It was 10:00am.
The Wife Person surprised me with tickets to the Cavs/Heat game yesterday, so we made the two hour drive to Cleveland, stayed overnight, and drove back early this morning. I took her directly to work, and drove back home.
"Home" for us is an old high school building that had been closed for a couple decades until it was purchased and redeveloped into lofts a few years ago. It's located in one of Pittsburgh's most awkward areas; a stretch of relatively underdeveloped area called "Uptown" that sits between downtown, Oakland (where the University of Pittsburgh and Carnegie Mellon University are located), the Hill District (Pittsburgh's most storied traditionally Black neighborhood), and the South Side. The Consol Energy Center (home to the Pittsburgh Penguins) and Duquesne University are a mile or so down the street. The building itself sits on a block surrounded by boarded up properties. It's also surrounded by gates; a key fob and a sensor are needed to get into the parking lot and the glass doors in the lobby.
At first glance, the layers of building security seem practical. The area does seem sketchy. But the space surrounding the building is so underdeveloped that the only consistent traffic besides the people living in the building are cars driving past it.
Anyway, it was 10:00am. I drove up to the gate, pressed the button on the key fob that opens it, and drove into the parking lot. As I entered the lot, I noticed a person on foot following me in. They had obviously been waiting by the gate for someone to let them in. I parked and got out of the car…and now this person — a 20-something White woman — was walking in my direction. She was wearing black sweats, a parka, and some black sneakers. She smiled.
Her: "Hey, I left my phone in my boyfriend's apartment. Would you mind letting me in?"
Me: "Sure. No problem."
She waited as I grabbed the bags out of my trunk. We walked into the building together, making small talk about the cold. After we made it inside, she said "Thanks again" and presumably went to her boyfriend's place. I walked down the hall to my place.
The entire situation took less than 90 seconds. But there were so many levels of racial, cultural, and even sexual context packed into that minute and a half that, instead of continuing to write in paragraphs, I'm just going to list them.

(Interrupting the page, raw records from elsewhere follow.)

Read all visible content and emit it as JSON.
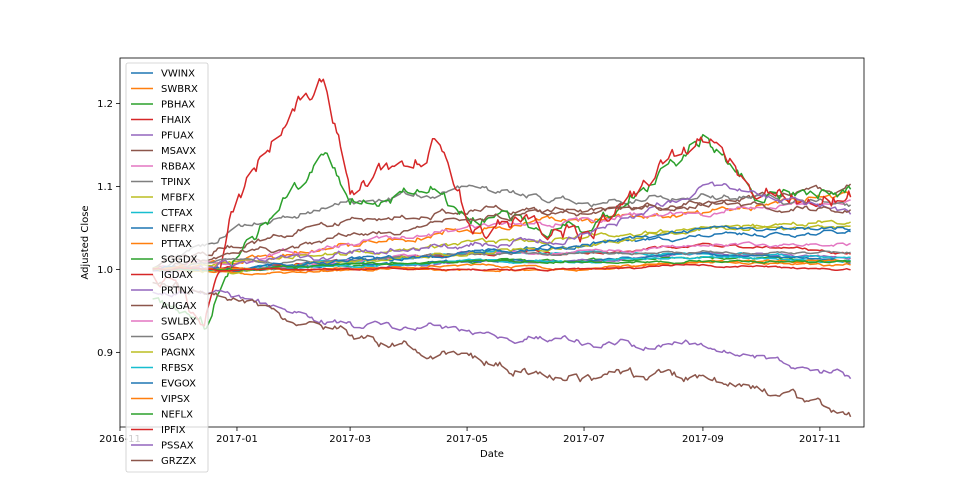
{
  "chart_data": {
    "type": "line",
    "title": "",
    "xlabel": "Date",
    "ylabel": "Adjusted Close",
    "x_start": "2016-11-18",
    "x_end": "2017-11-17",
    "x_range": [
      "2016-11-01",
      "2017-11-24"
    ],
    "ylim": [
      0.81,
      1.255
    ],
    "x_ticks": [
      {
        "date": "2016-11-01",
        "label": "2016-11"
      },
      {
        "date": "2017-01-01",
        "label": "2017-01"
      },
      {
        "date": "2017-03-01",
        "label": "2017-03"
      },
      {
        "date": "2017-05-01",
        "label": "2017-05"
      },
      {
        "date": "2017-07-01",
        "label": "2017-07"
      },
      {
        "date": "2017-09-01",
        "label": "2017-09"
      },
      {
        "date": "2017-11-01",
        "label": "2017-11"
      }
    ],
    "y_ticks": [
      0.9,
      1.0,
      1.1,
      1.2
    ],
    "y_tick_labels": [
      "0.9",
      "1.0",
      "1.1",
      "1.2"
    ],
    "grid": false,
    "legend_position": "upper-left",
    "series": [
      {
        "name": "VWINX",
        "color": "#1f77b4",
        "points": [
          [
            "2016-11-18",
            1.0
          ],
          [
            "2017-01-01",
            1.0
          ],
          [
            "2017-03-01",
            1.01
          ],
          [
            "2017-05-01",
            1.02
          ],
          [
            "2017-07-01",
            1.03
          ],
          [
            "2017-09-01",
            1.04
          ],
          [
            "2017-11-17",
            1.045
          ]
        ]
      },
      {
        "name": "SWBRX",
        "color": "#ff7f0e",
        "points": [
          [
            "2016-11-18",
            1.0
          ],
          [
            "2017-01-01",
            1.01
          ],
          [
            "2017-03-01",
            1.03
          ],
          [
            "2017-05-01",
            1.05
          ],
          [
            "2017-07-01",
            1.06
          ],
          [
            "2017-09-01",
            1.07
          ],
          [
            "2017-11-17",
            1.09
          ]
        ]
      },
      {
        "name": "PBHAX",
        "color": "#2ca02c",
        "points": [
          [
            "2016-11-18",
            1.0
          ],
          [
            "2017-01-01",
            1.0
          ],
          [
            "2017-03-01",
            1.005
          ],
          [
            "2017-05-01",
            1.01
          ],
          [
            "2017-07-01",
            1.01
          ],
          [
            "2017-09-01",
            1.015
          ],
          [
            "2017-11-17",
            1.01
          ]
        ]
      },
      {
        "name": "FHAIX",
        "color": "#d62728",
        "points": [
          [
            "2016-11-18",
            1.0
          ],
          [
            "2017-01-01",
            1.0
          ],
          [
            "2017-03-01",
            1.01
          ],
          [
            "2017-05-01",
            1.02
          ],
          [
            "2017-07-01",
            1.02
          ],
          [
            "2017-09-01",
            1.03
          ],
          [
            "2017-11-17",
            1.02
          ]
        ]
      },
      {
        "name": "PFUAX",
        "color": "#9467bd",
        "points": [
          [
            "2016-11-18",
            1.0
          ],
          [
            "2017-01-01",
            1.0
          ],
          [
            "2017-03-01",
            1.0
          ],
          [
            "2017-05-01",
            1.01
          ],
          [
            "2017-07-01",
            1.01
          ],
          [
            "2017-09-01",
            1.02
          ],
          [
            "2017-11-17",
            1.015
          ]
        ]
      },
      {
        "name": "MSAVX",
        "color": "#8c564b",
        "points": [
          [
            "2016-11-18",
            1.0
          ],
          [
            "2017-01-01",
            1.03
          ],
          [
            "2017-03-01",
            1.06
          ],
          [
            "2017-05-01",
            1.07
          ],
          [
            "2017-07-01",
            1.07
          ],
          [
            "2017-09-01",
            1.08
          ],
          [
            "2017-11-17",
            1.1
          ]
        ]
      },
      {
        "name": "RBBAX",
        "color": "#e377c2",
        "points": [
          [
            "2016-11-18",
            1.0
          ],
          [
            "2017-01-01",
            1.01
          ],
          [
            "2017-03-01",
            1.03
          ],
          [
            "2017-05-01",
            1.05
          ],
          [
            "2017-07-01",
            1.06
          ],
          [
            "2017-09-01",
            1.07
          ],
          [
            "2017-11-17",
            1.08
          ]
        ]
      },
      {
        "name": "TPINX",
        "color": "#7f7f7f",
        "points": [
          [
            "2016-11-18",
            1.0
          ],
          [
            "2017-01-01",
            1.05
          ],
          [
            "2017-03-01",
            1.08
          ],
          [
            "2017-05-01",
            1.1
          ],
          [
            "2017-07-01",
            1.08
          ],
          [
            "2017-09-01",
            1.09
          ],
          [
            "2017-11-17",
            1.08
          ]
        ]
      },
      {
        "name": "MFBFX",
        "color": "#bcbd22",
        "points": [
          [
            "2016-11-18",
            1.0
          ],
          [
            "2017-01-01",
            1.01
          ],
          [
            "2017-03-01",
            1.02
          ],
          [
            "2017-05-01",
            1.03
          ],
          [
            "2017-07-01",
            1.04
          ],
          [
            "2017-09-01",
            1.05
          ],
          [
            "2017-11-17",
            1.06
          ]
        ]
      },
      {
        "name": "CTFAX",
        "color": "#17becf",
        "points": [
          [
            "2016-11-18",
            1.0
          ],
          [
            "2017-01-01",
            1.0
          ],
          [
            "2017-03-01",
            1.01
          ],
          [
            "2017-05-01",
            1.02
          ],
          [
            "2017-07-01",
            1.02
          ],
          [
            "2017-09-01",
            1.02
          ],
          [
            "2017-11-17",
            1.015
          ]
        ]
      },
      {
        "name": "NEFRX",
        "color": "#1f77b4",
        "points": [
          [
            "2016-11-18",
            1.0
          ],
          [
            "2017-01-01",
            1.0
          ],
          [
            "2017-03-01",
            1.005
          ],
          [
            "2017-05-01",
            1.01
          ],
          [
            "2017-07-01",
            1.01
          ],
          [
            "2017-09-01",
            1.02
          ],
          [
            "2017-11-17",
            1.01
          ]
        ]
      },
      {
        "name": "PTTAX",
        "color": "#ff7f0e",
        "points": [
          [
            "2016-11-18",
            1.0
          ],
          [
            "2017-01-01",
            0.995
          ],
          [
            "2017-03-01",
            1.0
          ],
          [
            "2017-05-01",
            1.005
          ],
          [
            "2017-07-01",
            1.0
          ],
          [
            "2017-09-01",
            1.01
          ],
          [
            "2017-11-17",
            1.005
          ]
        ]
      },
      {
        "name": "SGGDX",
        "color": "#2ca02c",
        "points": [
          [
            "2016-11-18",
            0.97
          ],
          [
            "2016-12-15",
            0.93
          ],
          [
            "2017-01-01",
            1.02
          ],
          [
            "2017-02-01",
            1.1
          ],
          [
            "2017-02-15",
            1.14
          ],
          [
            "2017-03-01",
            1.08
          ],
          [
            "2017-04-15",
            1.1
          ],
          [
            "2017-05-01",
            1.06
          ],
          [
            "2017-07-01",
            1.05
          ],
          [
            "2017-09-01",
            1.16
          ],
          [
            "2017-10-01",
            1.09
          ],
          [
            "2017-11-17",
            1.1
          ]
        ]
      },
      {
        "name": "IGDAX",
        "color": "#d62728",
        "points": [
          [
            "2016-11-18",
            1.0
          ],
          [
            "2016-12-15",
            0.93
          ],
          [
            "2017-01-01",
            1.09
          ],
          [
            "2017-02-01",
            1.2
          ],
          [
            "2017-02-15",
            1.24
          ],
          [
            "2017-03-01",
            1.1
          ],
          [
            "2017-04-15",
            1.15
          ],
          [
            "2017-05-01",
            1.06
          ],
          [
            "2017-07-01",
            1.05
          ],
          [
            "2017-09-01",
            1.15
          ],
          [
            "2017-10-01",
            1.09
          ],
          [
            "2017-11-17",
            1.09
          ]
        ]
      },
      {
        "name": "PRTNX",
        "color": "#9467bd",
        "points": [
          [
            "2016-11-18",
            1.0
          ],
          [
            "2017-01-01",
            1.01
          ],
          [
            "2017-03-01",
            1.02
          ],
          [
            "2017-05-01",
            1.03
          ],
          [
            "2017-07-01",
            1.04
          ],
          [
            "2017-09-01",
            1.1
          ],
          [
            "2017-11-17",
            1.07
          ]
        ]
      },
      {
        "name": "AUGAX",
        "color": "#8c564b",
        "points": [
          [
            "2016-11-18",
            1.0
          ],
          [
            "2017-01-01",
            1.02
          ],
          [
            "2017-03-01",
            1.04
          ],
          [
            "2017-05-01",
            1.06
          ],
          [
            "2017-07-01",
            1.07
          ],
          [
            "2017-09-01",
            1.08
          ],
          [
            "2017-11-17",
            1.07
          ]
        ]
      },
      {
        "name": "SWLBX",
        "color": "#e377c2",
        "points": [
          [
            "2016-11-18",
            1.0
          ],
          [
            "2017-01-01",
            1.0
          ],
          [
            "2017-03-01",
            1.01
          ],
          [
            "2017-05-01",
            1.02
          ],
          [
            "2017-07-01",
            1.02
          ],
          [
            "2017-09-01",
            1.03
          ],
          [
            "2017-11-17",
            1.03
          ]
        ]
      },
      {
        "name": "GSAPX",
        "color": "#7f7f7f",
        "points": [
          [
            "2016-11-18",
            1.0
          ],
          [
            "2017-01-01",
            1.01
          ],
          [
            "2017-03-01",
            1.01
          ],
          [
            "2017-05-01",
            1.02
          ],
          [
            "2017-07-01",
            1.02
          ],
          [
            "2017-09-01",
            1.02
          ],
          [
            "2017-11-17",
            1.02
          ]
        ]
      },
      {
        "name": "PAGNX",
        "color": "#bcbd22",
        "points": [
          [
            "2016-11-18",
            1.0
          ],
          [
            "2017-01-01",
            1.0
          ],
          [
            "2017-03-01",
            1.01
          ],
          [
            "2017-05-01",
            1.02
          ],
          [
            "2017-07-01",
            1.03
          ],
          [
            "2017-09-01",
            1.05
          ],
          [
            "2017-11-17",
            1.05
          ]
        ]
      },
      {
        "name": "RFBSX",
        "color": "#17becf",
        "points": [
          [
            "2016-11-18",
            1.0
          ],
          [
            "2017-01-01",
            1.0
          ],
          [
            "2017-03-01",
            1.005
          ],
          [
            "2017-05-01",
            1.01
          ],
          [
            "2017-07-01",
            1.01
          ],
          [
            "2017-09-01",
            1.015
          ],
          [
            "2017-11-17",
            1.01
          ]
        ]
      },
      {
        "name": "EVGOX",
        "color": "#1f77b4",
        "points": [
          [
            "2016-11-18",
            1.0
          ],
          [
            "2017-01-01",
            1.0
          ],
          [
            "2017-03-01",
            1.01
          ],
          [
            "2017-05-01",
            1.02
          ],
          [
            "2017-07-01",
            1.03
          ],
          [
            "2017-09-01",
            1.05
          ],
          [
            "2017-11-17",
            1.05
          ]
        ]
      },
      {
        "name": "VIPSX",
        "color": "#ff7f0e",
        "points": [
          [
            "2016-11-18",
            1.0
          ],
          [
            "2017-01-01",
            1.0
          ],
          [
            "2017-03-01",
            1.0
          ],
          [
            "2017-05-01",
            1.0
          ],
          [
            "2017-07-01",
            1.0
          ],
          [
            "2017-09-01",
            1.01
          ],
          [
            "2017-11-17",
            1.01
          ]
        ]
      },
      {
        "name": "NEFLX",
        "color": "#2ca02c",
        "points": [
          [
            "2016-11-18",
            1.0
          ],
          [
            "2017-01-01",
            1.0
          ],
          [
            "2017-03-01",
            1.005
          ],
          [
            "2017-05-01",
            1.01
          ],
          [
            "2017-07-01",
            1.01
          ],
          [
            "2017-09-01",
            1.01
          ],
          [
            "2017-11-17",
            1.01
          ]
        ]
      },
      {
        "name": "IPFIX",
        "color": "#d62728",
        "points": [
          [
            "2016-11-18",
            1.0
          ],
          [
            "2017-01-01",
            1.0
          ],
          [
            "2017-03-01",
            1.0
          ],
          [
            "2017-05-01",
            1.0
          ],
          [
            "2017-07-01",
            1.0
          ],
          [
            "2017-09-01",
            1.005
          ],
          [
            "2017-11-17",
            1.0
          ]
        ]
      },
      {
        "name": "PSSAX",
        "color": "#9467bd",
        "points": [
          [
            "2016-11-18",
            0.97
          ],
          [
            "2017-01-01",
            0.965
          ],
          [
            "2017-03-01",
            0.93
          ],
          [
            "2017-05-01",
            0.93
          ],
          [
            "2017-07-01",
            0.91
          ],
          [
            "2017-09-01",
            0.91
          ],
          [
            "2017-11-17",
            0.87
          ]
        ]
      },
      {
        "name": "GRZZX",
        "color": "#8c564b",
        "points": [
          [
            "2016-11-18",
            0.98
          ],
          [
            "2017-01-01",
            0.96
          ],
          [
            "2017-03-01",
            0.92
          ],
          [
            "2017-05-01",
            0.89
          ],
          [
            "2017-07-01",
            0.87
          ],
          [
            "2017-09-01",
            0.87
          ],
          [
            "2017-11-17",
            0.825
          ]
        ]
      }
    ]
  }
}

1. If she were me and I were her, I could not have done what she did. Actually, let me rephrase that. I could have done it. I could have stood by a gate surrounding a building in a somewhat sketchy neighborhood, waited for a car to drive up, followed that car — a car driven by a young White woman — into the parking lot, and then approached the woman as she got out of her car. But it would not have been smart for me to do it.
2. As I just stated, unless it was a dire emergency, I would not have done what she did. Which makes me think about all the things we (Black people, Black men specifically) choose not to do because we're aware of how it might be perceived.
3. It also made me think of perhaps the most underrated and pervasive part of White privilege: freedom. Being a cute, 20-something White girl allows her a freedom from being considered a physical threat. Which gives you the freedom to do certain things that, if other people did them, might be considered threatening.
4. We (Black people) are also not immune to certain racially-tinged feelings about other Black people. As I write this, I'm asking myself if I would have reacted differently if, instead of some 20-something White woman I'd never seen before following and approaching me, it was a 20-something Black man dressed the same way (black sweats, a parka, and black sneakers) and needing to get into his girlfriend's place. I want to say no. But, I'm not sure.
Admittedly, if a change in behavior occurred, it would probably be more due to that person's maleness than his Blackness. Generally speaking, men are bigger immediate physical threats than women are. It's unwise for anyone — other men included — to pretend we're not. But still, I don't know how America's perception of Black people has influenced my own perception of Black people, and that ambiguity drives me nuts.
5. As we entered the building together, I made sure to keep a safe distance from her. No accidental contact that could be misconstrued as inappropriate, no joking/flirting, and no opening for her to joke/flirt with me. Now, there are some very obvious reasons for this behavior. I have a wife, I don't know this woman, and the only thing I know about this woman is that she has a boyfriend.
But also…she's a White woman and I'm a Black man. Since it's late morning, there's no one else in the lobby, and probably not that many people in the entire building. The safe distance is due to me knowing that if anything were to happen — accidental contact misconstrued as inappropriate, an innocent joke or comment or even look that made her feel threatened, etc — and it was her word against mine, I'd lose. Which is fucking crazy. She's the one who approached and followed me. She's the one who could be making up some story about some pretend boyfriend. And I'm the one who actually lives there. But I'd still be considered more of a threat to her safety than she is to mine.
The irony of specifically choosing to move to this place a few months ago because it's so secure and I feel comfortable with my wife here…and knowing that my Blackness and maleness can make people here consider me a threat hasn't been lost on me. I guess this is what being Black and aware in America is; recognizing ironies, staying mindful of distances, and talking about it all with your wife and 50,000 closest friends later.
Oh, and finding it all both annoying and fucking hilarious. Can't forget that.